THE PROTESTS IN LEBANON ARE HUGE: Here’s a roundup of news from Publius.

UPDATE: Some perspective from Jackson Diehl, in the Washington Post:

Those who have declared the war an irretrievable catastrophe have been gloating for at least a year over the supposed puncturing of what they portray as President Bush’s fanciful illusion that democracy would take root in Iraq and spread through the region. They may yet be proved right. But how, then, to explain the tens of thousands who marched through Beirut last Monday carrying red and white roses and scarves — the colors of what they call the “independence intifada” — and calling for “freedom, independence and sovereignty” from neighboring Syria? Or the hundreds of Egyptian protesters who gathered that same day at Cairo University, in defiance of thousands of police officers, to chant the slogan of “kifaya,” or “enough,” at 76-year-old President Hosni Mubarak? . . .

Virtually no one in Washington expected such a snowballing of events following Iraq’s elections. Not many yet believe that they will lead to real democracy in Egypt, Lebanon or Syria anytime soon.
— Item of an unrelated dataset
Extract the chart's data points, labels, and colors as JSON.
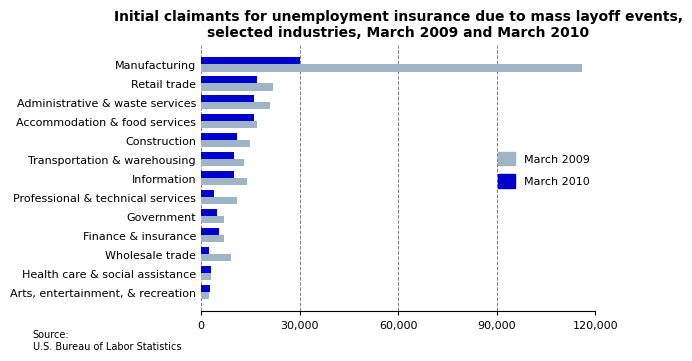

But it is a fact of history that the collapse of a rotted political order usually happens quickly, and takes most of the experts by surprise. In early 1989 I surveyed a panoply of West German analysts about the chances that the then-incipient and barely noticed unrest in Eastern Europe could lead to the collapse of the Berlin Wall. None thought it possible; most laughed at me for asking the question.

If a Middle East transformation begins to gather momentum, it probably will be more messy, and the results more ambiguous, than those European revolutions. It also won’t be entirely Bush’s creation: The tinder for ignition has been gathering around the stagnant and corrupt autocracies of the Middle East for years. Still, less than two years after Saddam Hussein was deposed, the fact is that Arabs are marching for freedom and shouting slogans against tyrants in the streets of Beirut and Cairo — and regimes that have endured for decades are visibly tottering. Those who claimed that U.S. intervention could never produce such events have reason to reconsider.

Will they reconsider, and try to help — or hope for a messy failure that will make Bush look bad?